USW Specialized Emergency Response Trainers visit southern California

Twelve Specialized Emergency Response Trainers (SERTs), along with Tony Mazzocchi Center (TMC) and Labor Institute consortium partner staff, met in Pasadena, Calif., in late spring 2023.

The week-long visit, to engage potential partner organizations for future cooperation around disaster preparedness, produced positive and lasting results.

The SERTs met with no less than seven organizations. Among them were the University of California Los Angeles (UCLA) Labor Occupational Safety and Health Program (LOSH), Instituto de Educación Popular del Sur de California (IDEPSCA), National Day Laborer Organizing Network (NDLON), Southern California Coalition for Occupational Safety and Health (SoCal COSH), Watts CERT program, Las Angeles County Department of Public Health, and Angeles National Forest, of the United States Department of Agriculture Forest Service. Each day, the SERTs connected with leadership-level representatives from the organizations and discussed ways to create pathways for future communication.

Given the United Steelworkers (USW)’s presence in southern California (USW District 12), the SERTs leadership decided that due to the range of probable disasters in the area, an active investigation was needed to know what specific kinds of preparedness curriculum might be needed for both the union and community groups. Since the SERTs themselves come with formidable range of health and safety experience from diverse industrial sectors, a high level of synergy between the SERTs and the guests was maintained throughout week.
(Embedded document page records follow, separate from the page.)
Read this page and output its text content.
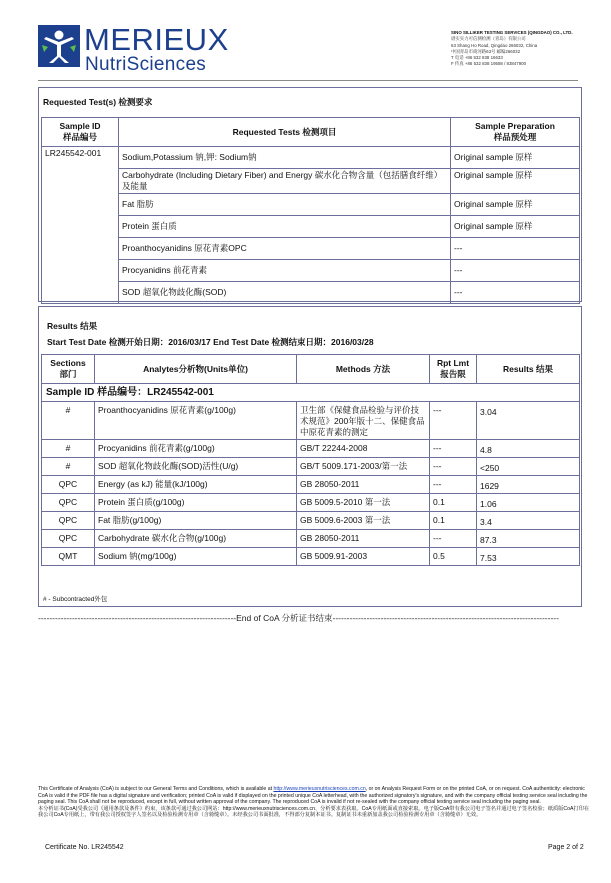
MERIEUX
NutriSciences
SINO SILLIKER TESTING SERVICES (QINGDAO) CO., LTD.
谱实实力可信测检测（青岛）有限公司
63 Shang Ho Road, Qingdao 266032, China
中国青岛市商河路63号 邮编266032
T 电话 +86 532 838 16633
F 传真 +86 532 838 19588 / 83847900
Requested Test(s) 检测要求
Sample ID
样品编号	Requested Tests 检测项目	Sample Preparation
样品预处理
LR245542-001	Sodium,Potassium 钠,钾: Sodium钠	Original sample 原样
	Carbohydrate (Including Dietary Fiber) and Energy 碳水化合物含量（包括膳食纤维）及能量	Original sample 原样
	Fat 脂肪	Original sample 原样
	Protein 蛋白质	Original sample 原样
	Proanthocyanidins 原花青素OPC	---
	Procyanidins 前花青素	---
	SOD 超氧化物歧化酶(SOD)	---
Results 结果
Start Test Date 检测开始日期：2016/03/17 End Test Date 检测结束日期：2016/03/28
Sections
部门	Analytes分析物(Units单位)	Methods 方法	Rpt Lmt
报告限	Results 结果
Sample ID 样品编号：LR245542-001				
#	Proanthocyanidins 原花青素(g/100g)	卫生部《保健食品检验与评价技术规范》200年版十二、保健食品中原花青素的测定	---	3.04
#	Procyanidins 前花青素(g/100g)	GB/T 22244-2008	---	4.8
#	SOD 超氧化物歧化酶(SOD)活性(U/g)	GB/T 5009.171-2003/第一法	---	<250
QPC	Energy (as kJ) 能量(kJ/100g)	GB 28050-2011	---	1629
QPC	Protein 蛋白质(g/100g)	GB 5009.5-2010 第一法	0.1	1.06
QPC	Fat 脂肪(g/100g)	GB 5009.6-2003 第一法	0.1	3.4
QPC	Carbohydrate 碳水化合物(g/100g)	GB 28050-2011	---	87.3
QMT	Sodium 钠(mg/100g)	GB 5009.91-2003	0.5	7.53
# - Subcontracted外包
----------------------------------------------------------------------End of CoA 分析证书结束--------------------------------------------------------------------------------

This Certificate of Analysis (CoA) is subject to our General Terms and Conditions, which is available at http://www.merieuxnutrisciences.com.cn, or on Analysis Request Form or on the printed CoA, or on request. CoA authenticity: electronic CoA is valid if the PDF file has a digital signature and verification; printed CoA is valid if displayed on the printed unique CoA letterhead, with the authorized signatory's signature, and with the company official testing service seal including the paging seal. This CoA shall not be reproduced, except in full, without written approval of the company. The reproduced CoA is invalid if not re-sealed with the company official testing service seal including the paging seal.

本分析证书(CoA)受我公司《通用条款及条件》约束，该条款可通过我公司网站：http://www.merieuxnutrisciences.com.cn、分析要求表获取。CoA专用纸面或直接索取。电子版CoA带有我公司电子签名并通过电子签名校验；纸质版CoA打印在我公司CoA专用纸上，带有我公司授权签字人签名以及检验检测专用章（含骑缝章）。未经我公司书面批准，不得部分复制本证书。复制证书未重新加盖我公司检验检测专用章（含骑缝章）无效。

Certificate No. LR245542	Page 2 of 2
One of the field visits had SERTs members role-playing street-level recruitment. The exercise was led by activists from NDLON (a consortium member under the Worker Education Training Program grant, administered by the TMC). This person-to-person method of organizing is a tried-and-true method of organizing in the labor movement. Over many years, NDLON has amassed a wide array of educational pamphlets, ranging from worker rights under the Occupational Safety and Health Administration (OSHA) to disaster cleanup basic guidelines to communicable diseases. The overarching lesson learned by these activities was fundamental: workers are best protected by those organizations which involve workers at the ground level.

A highlight of the visit involved SERTs appearing on NDLON’s radio show called “Radio Jornalera” (day laborer radio). The show airs around the clock nationally by way of the Internet. It covers issues such as wage theft, health and safety abuses, as well as public health issues. Additionally, the show features key activists relaying updates on a wide array of campaigns involving immigrant workers. SERTs leaders, Arturo Archila (Labor Institute) and Debora Gonzales (NDLON) were featured on the show and they talked about the role that immigrant workers are playing in disaster cleanups nationwide, from floods in northern California to hurricanes along the Gulf Coast and in Puerto Rico. It is no secret that extreme weather events are quickly becoming the norm; and given NDLON’s increasing ties with the USW, the possibility of working hand in hand on common issues, is every day becoming more of a reality.

Another highlight during the week was when Fire Prevention Battalion Chief Seneca Smith (Angeles National Forest, USDA Forest Service) educated the SERTs on the nature of fires in southern California. This included scenarios in which urban centers become rapidly engulfed by lethal fires. Discussed were prevention techniques that the forest service employs throughout the year as well as an overview on how area governmental departments and community groups communicate as emergencies unfold. This was especially useful in that fire emergencies are a relatively new area of activity for the SERTs. Afterwards, the whole group toured the Hahamongna Watershed Park where they got to experience firsthand the types of regional plants that are the most combustive. The hike also served as a refreshing break from the week-long educational activities in the hotel conference room.

The visit to southern California substantially amplified the SERTs team’s arsenal of disaster preparedness knowledge. These new perspectives were directly applied to the SERTs enhancement training at USW headquarters in Pittsburgh, Pa., in July. During that week-long meeting, new SERTs recruits were introduced not only to the lessons learned in Pasadena, but also to those from the visit to New Orleans, La., in 2022.